Feighner J, Targum S D, Bennett M E, Roberts D L, Kensler T T, D'Amico M F, Hardy S A
Feighner Research Institute, San Diego, Calif 92121, USA.
J Clin Psychiatry. 1998 May;59(5):246-53. doi: 10.4088/jcp.v59n0508.
There are few published placebo-controlled clinical trials demonstrating the efficacy of the newer antidepressants in markedly or severely depressed hospitalized patients. This study demonstrates the efficacy of nefazodone compared with placebo in the treatment of patients hospitalized for major depression.
Nefazodone and placebo treatment were compared in a 6-week trial of 120 patients hospitalized for DSM-III-R diagnosed major depression (without psychosis) at 2 study centers. Efficacy was evaluated using standard psychiatric rating scales, and patients were monitored for safety.
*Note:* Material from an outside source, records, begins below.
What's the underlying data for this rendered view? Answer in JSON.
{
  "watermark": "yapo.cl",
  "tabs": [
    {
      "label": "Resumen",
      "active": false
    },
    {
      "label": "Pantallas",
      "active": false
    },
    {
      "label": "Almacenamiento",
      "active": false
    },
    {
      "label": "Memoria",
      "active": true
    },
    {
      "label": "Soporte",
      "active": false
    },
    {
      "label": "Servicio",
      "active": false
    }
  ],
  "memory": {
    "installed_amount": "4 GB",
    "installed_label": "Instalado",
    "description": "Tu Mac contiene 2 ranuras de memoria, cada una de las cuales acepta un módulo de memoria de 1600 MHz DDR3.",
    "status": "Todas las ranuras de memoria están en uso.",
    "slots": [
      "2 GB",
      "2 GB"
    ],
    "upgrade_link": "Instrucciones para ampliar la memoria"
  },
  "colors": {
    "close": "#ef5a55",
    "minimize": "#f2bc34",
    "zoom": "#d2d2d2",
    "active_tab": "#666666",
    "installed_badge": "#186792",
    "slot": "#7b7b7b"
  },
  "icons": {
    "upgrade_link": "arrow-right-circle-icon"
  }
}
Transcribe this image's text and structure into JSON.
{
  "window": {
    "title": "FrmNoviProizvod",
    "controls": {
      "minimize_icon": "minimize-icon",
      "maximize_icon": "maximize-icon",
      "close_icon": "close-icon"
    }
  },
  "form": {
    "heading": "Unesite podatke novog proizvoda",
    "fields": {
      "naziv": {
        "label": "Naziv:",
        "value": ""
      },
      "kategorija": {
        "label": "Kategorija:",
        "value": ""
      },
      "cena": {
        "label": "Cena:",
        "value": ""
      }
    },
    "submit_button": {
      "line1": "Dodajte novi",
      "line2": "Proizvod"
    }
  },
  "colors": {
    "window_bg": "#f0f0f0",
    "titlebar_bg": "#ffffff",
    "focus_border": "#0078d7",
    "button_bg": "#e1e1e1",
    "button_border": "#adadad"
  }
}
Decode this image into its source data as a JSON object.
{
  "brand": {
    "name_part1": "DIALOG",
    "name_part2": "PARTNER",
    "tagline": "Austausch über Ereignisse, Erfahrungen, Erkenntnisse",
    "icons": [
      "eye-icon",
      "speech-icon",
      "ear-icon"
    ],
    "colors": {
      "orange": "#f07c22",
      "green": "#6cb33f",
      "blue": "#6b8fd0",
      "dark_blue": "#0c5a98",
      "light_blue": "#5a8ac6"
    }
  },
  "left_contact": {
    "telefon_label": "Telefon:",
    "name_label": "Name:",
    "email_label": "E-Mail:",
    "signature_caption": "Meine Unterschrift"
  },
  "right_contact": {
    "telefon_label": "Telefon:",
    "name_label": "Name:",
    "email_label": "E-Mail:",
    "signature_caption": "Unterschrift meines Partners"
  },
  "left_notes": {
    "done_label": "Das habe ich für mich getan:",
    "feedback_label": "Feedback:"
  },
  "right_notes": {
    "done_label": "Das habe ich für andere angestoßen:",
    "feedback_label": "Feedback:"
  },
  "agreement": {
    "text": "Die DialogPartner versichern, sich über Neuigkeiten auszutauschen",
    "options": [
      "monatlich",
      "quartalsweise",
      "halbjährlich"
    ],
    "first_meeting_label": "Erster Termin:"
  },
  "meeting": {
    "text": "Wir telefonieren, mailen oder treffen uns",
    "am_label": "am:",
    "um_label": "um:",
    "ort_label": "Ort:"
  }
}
Nefazodone treatment resulted in a significant reduction (p < .01) of the 17-item Hamilton Rating Scale for Depression (HAM-D-17) total score compared with placebo from the end of the first treatment week through the end of the study (-12.2 nefazodone vs. -7.7 placebo). At the end of the trial, significantly more nefazodone-treated patients (50%) than placebo-treated patients (29%) had responded, as indicated by their Clinical Global Impressions-Improvement score (p = .021) or by a > or = 50% reduction in their HAM-D-17 scores (p = .017). Significantly more patients treated with nefazodone (36%) than placebo-treated patients (14%) had a HAM-D-17 score < or = 10 at the end of treatment (p = .004). Significant treatment differences (p < .01) in favor of nefazodone were also seen in the Montgomery-Asberg Depression Rating Scale; the HAM-D retardation, anxiety, and sleep disturbance factors; and HAM-D item 1 (depressed mood). Patients with dysthymia in addition to major depression also showed significant improvement (p < .05) when treated with nefazodone, with significant differences in response rates seen as early as week 2 and through the end of the trial. The mean nefazodone dose was 491 mg/day at the end of week 2 and 503 mg/day at the end of treatment. Nefazodone was well tolerated, and the number of patients discontinuing owing to adverse events was small, with no significant safety issues noted in either treatment group. Fewer nefazodone-treated than placebo-treated patients discontinued owing to lack of efficacy.
Nefazodone was superior to placebo in the treatment of marked to severe major depression in patients requiring hospitalization. The clinical benefit of nefazodone was evident as early as the first week of treatment as judged by several measures of efficacy, with significant differences from placebo sustained throughout the trial.
很少有已发表的安慰剂对照临床试验证明新型抗抑郁药对明显抑郁或重度抑郁的住院患者有效。本研究证明了奈法唑酮与安慰剂相比在治疗因重度抑郁症住院患者中的疗效。
在2个研究中心对120例因DSM-III-R诊断为重度抑郁症(无精神病)而住院的患者进行了为期6周的试验,比较了奈法唑酮和安慰剂治疗。使用标准的精神病学评定量表评估疗效,并对患者进行安全性监测。
从治疗第一周结束到研究结束,与安慰剂相比,奈法唑酮治疗使17项汉密尔顿抑郁评定量表(HAM-D-17)总分显著降低(p <.01)(奈法唑酮组降低12.2分,安慰剂组降低7.7分)。在试验结束时,根据临床总体印象改善评分(p =.021)或HAM-D-17评分降低≥50%(p =.017),接受奈法唑酮治疗的有反应患者(50%)显著多于接受安慰剂治疗的患者(29%)。在治疗结束时,接受奈法唑酮治疗的患者(36%)HAM-D-17评分≤10分的显著多于接受安慰剂治疗的患者(14%)(p =.004)。在蒙哥马利-阿斯伯格抑郁评定量表、HAM-D迟缓、焦虑和睡眠障碍因子以及HAM-D第1项(抑郁情绪)方面也观察到有利于奈法唑酮的显著治疗差异(p <.01)。除重度抑郁症外还患有心境恶劣障碍的患者在接受奈法唑酮治疗时也显示出显著改善(p <.05),早在第2周直至试验结束,反应率均存在显著差异。在第2周结束时,奈法唑酮的平均剂量为491毫克/天,在治疗结束时为503毫克/天。奈法唑酮耐受性良好,因不良事件停药的患者数量较少,两个治疗组均未发现重大安全问题。因缺乏疗效而停药的接受奈法唑酮治疗的患者少于接受安慰剂治疗的患者。
在治疗需要住院的明显至重度重度抑郁症患者中,奈法唑酮优于安慰剂。从几种疗效测量指标判断,奈法唑酮的临床益处早在治疗第一周就很明显,在整个试验中与安慰剂的差异持续显著。